In this respect, it is important to note that the determination of \(\Lambda _{\overline{\mathrm{MS}} }\) is accomplished in two different ways. First, we perform a direct determination in our finite volume scheme with twisted boundary conditions. In this case the ratio \(\Lambda _{\overline{\mathrm{MS}} }/\Lambda _\mathrm{TGF}\) is a key piece in the computation. Second, we perform a non-perturbative matching with the SF coupling, using available data from the literature. The two determinations show a good agreement, but they exhibit a subtle point. The extraction of the \(\Lambda \) parameter at a certain energy scale \(\mu _\mathrm{pt}\) has perturbative corrections \(\mathcal O(\lambda ^k(\mu _\mathrm{pt}))\) (with \(k=1\) in the case of the direct extraction, and \(k=2\) for the case of the non-perturbative matching with the SF). A crucial point to obtain compatible results is to remove these subleading perturbative corrections by performing an extrapolation \(\lambda (\mu _\mathrm{pt}) \rightarrow 0\). At our level of precision, and specially for the case of the direct extractions, perturbative corrections are significant, even at energy scales ridiculously large.

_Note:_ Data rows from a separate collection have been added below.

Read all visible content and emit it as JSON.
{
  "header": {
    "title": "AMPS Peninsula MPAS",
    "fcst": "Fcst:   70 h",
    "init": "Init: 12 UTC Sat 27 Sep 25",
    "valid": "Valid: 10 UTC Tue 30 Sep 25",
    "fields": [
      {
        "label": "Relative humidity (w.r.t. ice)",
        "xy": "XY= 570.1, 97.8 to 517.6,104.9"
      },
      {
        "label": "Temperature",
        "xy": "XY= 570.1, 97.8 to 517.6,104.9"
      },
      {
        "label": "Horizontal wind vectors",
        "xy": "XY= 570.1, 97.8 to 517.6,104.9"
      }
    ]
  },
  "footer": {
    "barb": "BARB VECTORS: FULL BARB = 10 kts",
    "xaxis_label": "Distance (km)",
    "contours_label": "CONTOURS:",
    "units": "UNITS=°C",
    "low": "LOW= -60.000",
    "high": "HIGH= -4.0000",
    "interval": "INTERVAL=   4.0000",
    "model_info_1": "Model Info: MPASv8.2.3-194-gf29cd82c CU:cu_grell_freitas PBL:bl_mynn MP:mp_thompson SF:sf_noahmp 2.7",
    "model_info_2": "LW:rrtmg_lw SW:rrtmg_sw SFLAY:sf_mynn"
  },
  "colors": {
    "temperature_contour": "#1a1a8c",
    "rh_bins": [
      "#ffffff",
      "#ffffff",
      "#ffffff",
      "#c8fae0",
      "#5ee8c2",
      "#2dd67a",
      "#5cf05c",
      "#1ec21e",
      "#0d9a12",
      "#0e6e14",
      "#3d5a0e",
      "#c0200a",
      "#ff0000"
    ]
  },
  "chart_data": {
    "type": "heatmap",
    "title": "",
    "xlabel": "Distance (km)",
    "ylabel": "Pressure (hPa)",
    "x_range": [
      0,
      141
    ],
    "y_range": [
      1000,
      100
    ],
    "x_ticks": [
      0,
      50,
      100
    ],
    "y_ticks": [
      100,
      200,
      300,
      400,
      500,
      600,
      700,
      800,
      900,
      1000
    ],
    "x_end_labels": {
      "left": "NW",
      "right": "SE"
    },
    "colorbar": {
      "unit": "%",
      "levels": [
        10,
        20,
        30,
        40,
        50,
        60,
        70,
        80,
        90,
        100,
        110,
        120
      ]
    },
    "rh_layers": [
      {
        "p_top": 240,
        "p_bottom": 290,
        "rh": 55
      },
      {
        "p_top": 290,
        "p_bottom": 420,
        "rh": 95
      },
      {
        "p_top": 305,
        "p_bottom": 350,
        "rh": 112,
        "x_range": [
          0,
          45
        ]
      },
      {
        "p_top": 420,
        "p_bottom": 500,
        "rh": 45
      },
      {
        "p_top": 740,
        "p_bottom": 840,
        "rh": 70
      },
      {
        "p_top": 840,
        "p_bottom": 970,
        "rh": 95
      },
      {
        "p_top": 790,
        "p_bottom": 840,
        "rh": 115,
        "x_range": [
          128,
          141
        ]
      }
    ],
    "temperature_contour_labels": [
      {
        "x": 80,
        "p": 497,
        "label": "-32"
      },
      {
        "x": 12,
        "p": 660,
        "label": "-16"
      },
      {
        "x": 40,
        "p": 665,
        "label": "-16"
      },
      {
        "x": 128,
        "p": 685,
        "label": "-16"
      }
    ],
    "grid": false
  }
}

All in all, this work shows two promising directions for future research. First, extracting the N dependence of the \(\Lambda \)-parameter in this particular scheme is computationally cheaper than a brute force approach. Second, the particular choice of geometry shows a smaller memory footprint than usual simulations with symmetrical lattices. This smaller memory footprint implies an increase in the ratio computing over memory transfer, and therefore can be executed more efficiently in current hardware accelerators. Here it is important to stress that this pure gauge case can be non-perturbatively matched to QCD using heavy quarks [30] and has therefore direct phenomenological relevance for the extraction of the strong coupling in QCD.

The authors hope to investigate these points in detail in future works.